On June 20, U.S. Judge Daniel Jordan of the Southern District of Mississippi wrote “the court understands the time sensitive nature of the case” asking him to block provisions of the state Constitution that could throw this year’s governor’s election to the state House to decide.
More than three months later, there has been no resolution to that time sensitive lawsuit. When statewide elections occur on Nov. 5, it is likely that the lawsuit still will be alive in some form – either before Jordan or on appeal to the 5th U.S. Circuit Court of Appeals with an ultimate destination of the U.S. Supreme Court.
In other words, if the Mississippi governor’s election turns out being as close as most pundits predict it will be, there could be a scenario where lawyers are arguing in federal court that the constitutional provisions throwing the election to the House should be blocked even as members of the House are preparing to vote to elect the next governor of the state.
December, in advance of the 2020 legislative session, could be a chaotic time for Mississippi’s political system. The election might just be the appetizer.
The provisions in question require a candidate for statewide office to win a majority of the vote and win the most votes in a majority of the 122 House districts. If no candidate reaches both of those thresholds, the election is thrown into the House to decide.
Three straight elections in the 1990s (two for lieutenant and one for governor) went to the House. Many believe there is a possibility it could happen again this year in the race for governor where Republican Lt. Gov. Tate Reeves and Democratic Attorney General Jim Hood are locked in a tight battle.
Presumably recognizing the possibility that the election could be thrown into the House, a lawsuit was filed in June to have the constitutional provisions blocked. The lawsuit said the provisions were part of efforts incorporated into the state’s 1890 Constitution to ensure African Americans, then the majority in the state, were not elected to statewide office.
The lawsuit was filed by the National Redistricting Foundation, chaired by former Attorney General Eric Holder, and the Mississippi Center for Justice on behalf of four Mississippi voters.
The lawsuit cites a volume of the Mississippi Historical Society as saying the Constitution was written in 1890 in a manner to ensure the white minority controlled the House of Representatives and was “the legal basis and bulwark of the design of white supremacy in a state with an overwhelming and growing negro majority.”
Most of those other provisions inserted in the 1890 Constitution to deny rights to African Americans, such as polls taxes and segregated schools, long ago were struck down by the courts.
Secretary of State Delbert Hosmeann, as the state’s chief elections officer, and Speaker Philip Gunn, as the presiding officer of the House, were named as defendants in the lawsuit.
Hosemann and Gunn argue the four black Mississippians do not have standing to file the lawsuit because they have not been harmed by the provisions. It is “nothing more than conjecture” that they would be harmed, the response from Hosemann and Gunn claim.
The response said, “neither the speaker nor the secretary wish to defend the motivations behind a law allegedly enacted with racial animus.” But in reality, the Hosemann/Gunn response, said the lawsuit “is not about race…It’s about partisan politics.”
Earlier this summer, when asked, Reeves refused to say the candidate who obtains the most votes should be declared the winner.
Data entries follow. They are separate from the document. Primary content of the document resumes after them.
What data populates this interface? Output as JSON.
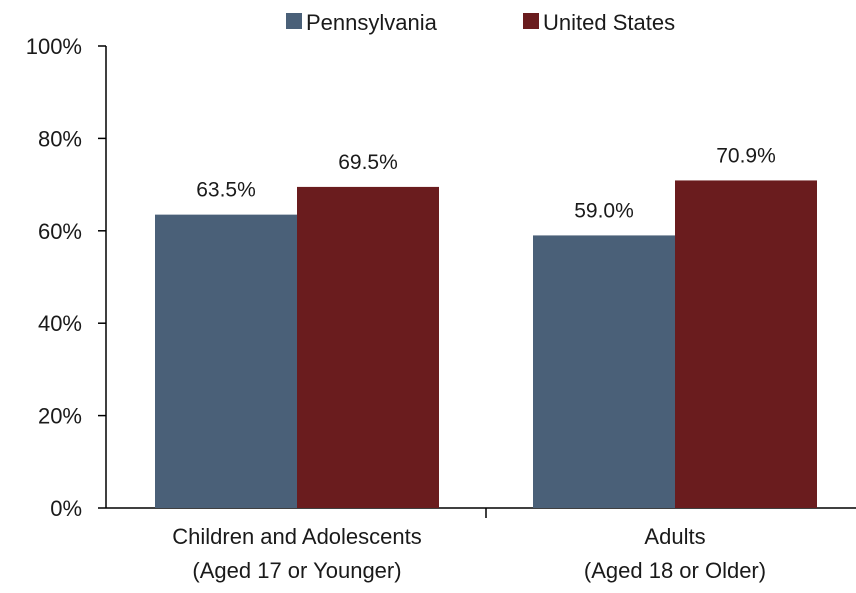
{
  "chart_data": {
    "type": "bar",
    "title": "",
    "xlabel": "",
    "ylabel": "",
    "categories": [
      [
        "Children and Adolescents",
        "(Aged 17 or Younger)"
      ],
      [
        "Adults",
        "(Aged 18 or Older)"
      ]
    ],
    "series": [
      {
        "name": "Pennsylvania",
        "color": "#4a6078",
        "values": [
          63.5,
          59.0
        ],
        "labels": [
          "63.5%",
          "59.0%"
        ]
      },
      {
        "name": "United States",
        "color": "#6a1c1e",
        "values": [
          69.5,
          70.9
        ],
        "labels": [
          "69.5%",
          "70.9%"
        ]
      }
    ],
    "ylim": [
      0,
      100
    ],
    "yticks": [
      0,
      20,
      40,
      60,
      80,
      100
    ],
    "ytick_labels": [
      "0%",
      "20%",
      "40%",
      "60%",
      "80%",
      "100%"
    ],
    "grid": false,
    "legend_position": "top"
  }
}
Instead the Reeves’ campaign, as if awakening echoes of the past when Mississippi politicians often lambasted “outside agitators” for trying to change the state laws in order to ensure rights for black citizens, said, “this is a decision for Mississippians to make, not Washington liberals.”
Hood, on the other hand, said, “The candidate with the most votes should win, period. Every Mississippian’s vote should count. Those voters, not partisan politicians, should decide who they want to be their governor.”
After Republican Mike Parker took the election to the House in 2000 where he lost to Democrat Ronnie Musgrove, who was the top vote-getter in the November 1999 general election, there were efforts to change the Constitution to eliminate the provisions. But legislators could not agree whether there should be a runoff election if no candidate garnered a majority vote. In most states, no runoff is required for general election contests.
As Republicans gained a foothold and most statewide elections were decided by large margins, the urgency to change those constitutional provisions waned. But the Hood/Reeves contest could again bring a sharp focus to those provisions.